Introduction:
In this article, we will explore an efficient algorithm to find the length of the longest increasing subsequence in an array. We'll walk through a step-by-step implementation of the algorithm in C++. Let's dive in!
Problem Statement:
Given an array of integers, we need to find the length of the longest increasing subsequence. An increasing subsequence is a sequence of array elements in which each element is greater than the previous one. Our goal is to find the longest increasing subsequence and return its length.
Approach:
To solve this problem efficiently, we can use the Dynamic Programming concept known as the Longest Increasing Subsequence (LIS) algorithm. The main idea behind this algorithm is to build a dynamic array, `tail`, to store the increasing subsequence as we iterate through the given array.
Algorithm:
- Create an array `tail` of size `n`, where `n` is the length of the input array, to store the increasing subsequence.

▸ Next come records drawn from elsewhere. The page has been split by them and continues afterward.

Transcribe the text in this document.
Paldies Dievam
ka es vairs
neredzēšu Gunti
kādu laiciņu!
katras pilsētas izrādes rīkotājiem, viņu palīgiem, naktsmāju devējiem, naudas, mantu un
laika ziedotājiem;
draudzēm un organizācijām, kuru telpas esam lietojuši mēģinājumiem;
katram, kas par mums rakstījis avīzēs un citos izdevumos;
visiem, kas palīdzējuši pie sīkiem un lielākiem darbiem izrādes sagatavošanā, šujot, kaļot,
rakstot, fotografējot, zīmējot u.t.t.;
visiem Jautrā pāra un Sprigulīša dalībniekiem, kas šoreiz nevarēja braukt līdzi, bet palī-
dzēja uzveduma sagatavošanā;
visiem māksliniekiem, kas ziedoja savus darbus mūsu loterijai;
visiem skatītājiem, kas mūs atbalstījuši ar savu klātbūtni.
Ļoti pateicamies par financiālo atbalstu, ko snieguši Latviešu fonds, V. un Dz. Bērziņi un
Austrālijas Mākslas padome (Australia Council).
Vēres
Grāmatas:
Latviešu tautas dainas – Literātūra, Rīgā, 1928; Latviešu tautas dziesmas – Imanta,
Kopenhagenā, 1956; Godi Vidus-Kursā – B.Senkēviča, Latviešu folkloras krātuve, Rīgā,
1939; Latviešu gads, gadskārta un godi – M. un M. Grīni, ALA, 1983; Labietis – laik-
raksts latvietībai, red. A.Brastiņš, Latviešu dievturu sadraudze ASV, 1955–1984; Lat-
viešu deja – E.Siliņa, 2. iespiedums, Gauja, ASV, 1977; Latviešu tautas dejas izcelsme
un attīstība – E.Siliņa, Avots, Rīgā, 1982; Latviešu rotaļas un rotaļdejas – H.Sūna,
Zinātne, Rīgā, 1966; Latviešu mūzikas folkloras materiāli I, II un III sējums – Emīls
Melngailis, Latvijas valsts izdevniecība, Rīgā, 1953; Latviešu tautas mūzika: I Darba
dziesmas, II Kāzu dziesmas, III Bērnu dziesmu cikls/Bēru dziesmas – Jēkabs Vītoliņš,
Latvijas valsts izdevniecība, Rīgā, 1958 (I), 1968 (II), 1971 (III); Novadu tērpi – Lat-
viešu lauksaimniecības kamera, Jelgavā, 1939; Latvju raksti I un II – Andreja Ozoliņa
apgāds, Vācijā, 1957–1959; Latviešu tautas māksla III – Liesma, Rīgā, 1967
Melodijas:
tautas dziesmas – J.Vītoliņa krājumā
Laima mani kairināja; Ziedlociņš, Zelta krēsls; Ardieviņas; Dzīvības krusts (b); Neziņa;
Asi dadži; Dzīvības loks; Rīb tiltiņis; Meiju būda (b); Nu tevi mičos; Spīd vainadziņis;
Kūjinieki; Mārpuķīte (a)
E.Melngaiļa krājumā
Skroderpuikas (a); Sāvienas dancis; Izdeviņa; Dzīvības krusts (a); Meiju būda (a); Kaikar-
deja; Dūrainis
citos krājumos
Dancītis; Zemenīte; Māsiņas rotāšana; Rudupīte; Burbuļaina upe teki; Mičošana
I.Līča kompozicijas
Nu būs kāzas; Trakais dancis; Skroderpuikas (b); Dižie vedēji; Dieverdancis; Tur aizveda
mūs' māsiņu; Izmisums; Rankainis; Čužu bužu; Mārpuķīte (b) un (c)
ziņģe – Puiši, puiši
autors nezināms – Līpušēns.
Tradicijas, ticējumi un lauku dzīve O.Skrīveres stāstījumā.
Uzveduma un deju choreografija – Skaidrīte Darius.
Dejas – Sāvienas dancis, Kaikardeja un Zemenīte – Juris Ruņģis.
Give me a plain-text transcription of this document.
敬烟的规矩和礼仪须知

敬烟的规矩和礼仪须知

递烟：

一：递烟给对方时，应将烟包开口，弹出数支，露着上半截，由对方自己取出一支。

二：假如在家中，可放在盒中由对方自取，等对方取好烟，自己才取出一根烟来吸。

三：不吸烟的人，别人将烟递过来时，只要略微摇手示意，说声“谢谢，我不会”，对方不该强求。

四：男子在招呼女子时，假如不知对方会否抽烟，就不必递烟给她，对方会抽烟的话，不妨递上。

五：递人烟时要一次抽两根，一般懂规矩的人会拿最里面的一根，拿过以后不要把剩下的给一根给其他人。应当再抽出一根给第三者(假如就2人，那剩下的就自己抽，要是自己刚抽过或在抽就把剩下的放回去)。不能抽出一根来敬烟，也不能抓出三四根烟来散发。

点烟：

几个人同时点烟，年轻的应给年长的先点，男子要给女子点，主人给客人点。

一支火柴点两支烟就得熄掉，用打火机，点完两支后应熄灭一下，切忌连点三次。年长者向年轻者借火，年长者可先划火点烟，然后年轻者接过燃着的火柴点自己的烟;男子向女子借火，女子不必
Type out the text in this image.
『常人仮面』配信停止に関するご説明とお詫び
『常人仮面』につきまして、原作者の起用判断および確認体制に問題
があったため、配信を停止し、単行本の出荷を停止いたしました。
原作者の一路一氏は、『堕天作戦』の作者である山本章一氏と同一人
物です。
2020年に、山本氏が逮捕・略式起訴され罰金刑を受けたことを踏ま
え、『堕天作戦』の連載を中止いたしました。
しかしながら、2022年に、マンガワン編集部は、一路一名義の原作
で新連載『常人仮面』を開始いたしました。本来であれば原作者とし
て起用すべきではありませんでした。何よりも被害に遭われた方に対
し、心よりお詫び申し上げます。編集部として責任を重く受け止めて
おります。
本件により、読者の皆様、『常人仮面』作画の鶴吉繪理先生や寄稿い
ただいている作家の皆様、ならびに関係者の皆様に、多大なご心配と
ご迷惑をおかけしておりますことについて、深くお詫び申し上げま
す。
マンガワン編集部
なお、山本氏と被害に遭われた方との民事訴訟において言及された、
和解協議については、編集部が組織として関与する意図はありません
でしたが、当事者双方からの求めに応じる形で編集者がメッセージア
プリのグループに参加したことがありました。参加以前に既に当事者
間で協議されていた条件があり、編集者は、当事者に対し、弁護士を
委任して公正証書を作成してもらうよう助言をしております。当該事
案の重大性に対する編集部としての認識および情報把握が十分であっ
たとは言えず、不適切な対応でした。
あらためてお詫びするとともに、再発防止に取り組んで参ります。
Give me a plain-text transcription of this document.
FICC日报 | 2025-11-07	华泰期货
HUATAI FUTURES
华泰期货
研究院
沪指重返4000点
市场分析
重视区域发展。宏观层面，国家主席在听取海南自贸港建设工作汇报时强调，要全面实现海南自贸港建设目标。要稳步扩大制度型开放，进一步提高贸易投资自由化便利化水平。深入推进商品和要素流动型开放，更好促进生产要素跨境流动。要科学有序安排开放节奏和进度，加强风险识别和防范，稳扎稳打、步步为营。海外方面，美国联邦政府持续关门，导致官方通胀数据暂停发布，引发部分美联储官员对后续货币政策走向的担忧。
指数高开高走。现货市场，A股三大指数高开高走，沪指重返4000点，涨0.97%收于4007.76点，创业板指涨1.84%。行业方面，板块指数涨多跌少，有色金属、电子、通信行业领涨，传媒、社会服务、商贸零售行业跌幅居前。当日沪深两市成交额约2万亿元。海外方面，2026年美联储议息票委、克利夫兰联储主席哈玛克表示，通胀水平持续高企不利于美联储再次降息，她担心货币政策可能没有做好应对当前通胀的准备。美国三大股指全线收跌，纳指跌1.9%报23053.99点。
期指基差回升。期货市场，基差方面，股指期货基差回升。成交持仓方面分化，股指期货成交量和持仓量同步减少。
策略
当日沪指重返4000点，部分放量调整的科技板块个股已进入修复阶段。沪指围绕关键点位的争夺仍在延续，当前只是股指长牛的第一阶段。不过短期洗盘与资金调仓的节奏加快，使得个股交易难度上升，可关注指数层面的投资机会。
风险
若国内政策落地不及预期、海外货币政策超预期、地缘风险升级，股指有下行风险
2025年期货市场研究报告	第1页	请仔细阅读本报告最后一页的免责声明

Initialize `len` to 1, as the minimum length of any subsequence is 1.
- Assign the first element of the input array to `tail[0]`.
- Iterate over the remaining elements of the array from index 1 to `n-1`.
- For each element `a[i]`, compare it with the last element of `tail` (i.e., `tail[len-1]`).
- If `a[i]` is greater than `tail[len-1]`, it can be appended to the current increasing subsequence. Assign `a[i]` to `tail[len]` and increment `len` by 1.
- If `a[i]` is not greater than `tail[len-1]`, find the index `c` using the `ceilIdx` function, which gives the index of the smallest element in `tail` greater than or equal to `a[i]`. Update `tail[c]` with `a[i]`.
- After iterating over all the elements, `len` will hold the length of the longest increasing subsequence.
- Return `len` as the result.
Helper Function: `ceilIdx`
The `ceilIdx` function is a helper function used to find the index of the smallest element in the `tail` array that is greater than or equal to a given `key`. It uses a binary search approach to efficiently search for the index.
Example:
Let's consider the array: {0, 8, 4, 12, 2, 10, 6, 14, 1, 9, 5, 13, 3, 11, 7, 15}.
Algorithm and Cases:
The LIS algorithm consists of three cases that determine how to construct the active lists during iteration:
Case 1: Start a New Active List:
If A[i] is the smallest among all end candidates of the active lists, we start a new active list of length 1.
For example, when A[0] = 0, there are no active lists, so we create one: 0.
Case 2: Clone and Extend:
If A[i] is the largest among all end candidates of the active lists, we clone the largest active list and extend it by A[i].
For example, when A[1] = 8, we clone the existing active list and extend it: 0, 8.
Case 3: Find, Clone, Extend, and Discard:
If A[i] is in between the smallest and largest end elements of the active lists, we find a list with the largest end element that is smaller than A[i]. We then clone and extend this list by A[i]. We discard all other lists of the same length as the modified list.
For example, when A[2] = 4, we clone the list ending at 0, extend it with 4, and discard the list ending at 8: 0, 4.
Let's visualize the step-by-step construction of the active lists using the provided example:
0, 8.
0, 4.
0, 4, 12.
0, 2.
0, 2, 10.
0, 2, 6.
0, 2, 6, 14.
0, 1.
0, 2, 6, 9.
0, 1, 5.
0, 2, 6, 9, 13.
0, 1, 3.
0, 2, 6, 9, 11.
0, 1, 3, 7.
0, 2, 6, 9, 11, 15.
Code:
```cpp
#include <iostream>
using namespace std;
class Solution {
public:
// Function to find the index of the smallest element in the 'tail' array greater than or equal to 'key'
int ceilIdx(int tail[], int l, int r, int key) {
while (r > l) {
int m = l + (r - l) / 2;
if (tail[m] >= key)
r = m;
else
l = m + 1;
}
return r;
}
// Function to find the length of the longest increasing subsequence
int longestSubsequence(int n, int a[]) {
int tail[n];
int len = 1;
tail[0] = a[0];
for (int i = 1; i < n; i++) {
if (a[i] > tail[len - 1]) {
tail[len] = a[i];
len++;
}
else {
int c = ceilIdx(tail, 0, len - 1, a[i]);
tail[c] = a[i];
}
}
return len;
}
};
int main() {
int n;
cin >> n;
int a[n];
// Taking input for the array elements
for (int i = 0; i < n; i++)
cin >> a[i];
Solution ob;
cout << ob.longestSubsequence(n, a) << endl;
return 0;
}
```
Conclusion:
In this article, we discussed an efficient approach to finding the length of the longest increasing subsequence in an array using the LIS algorithm. We walked through the step-by-step implementation of the algorithm in C++. By using the dynamic programming concept, we were able to achieve an optimal solution to the problem. I hope you found this article helpful in understanding the concept and implementation.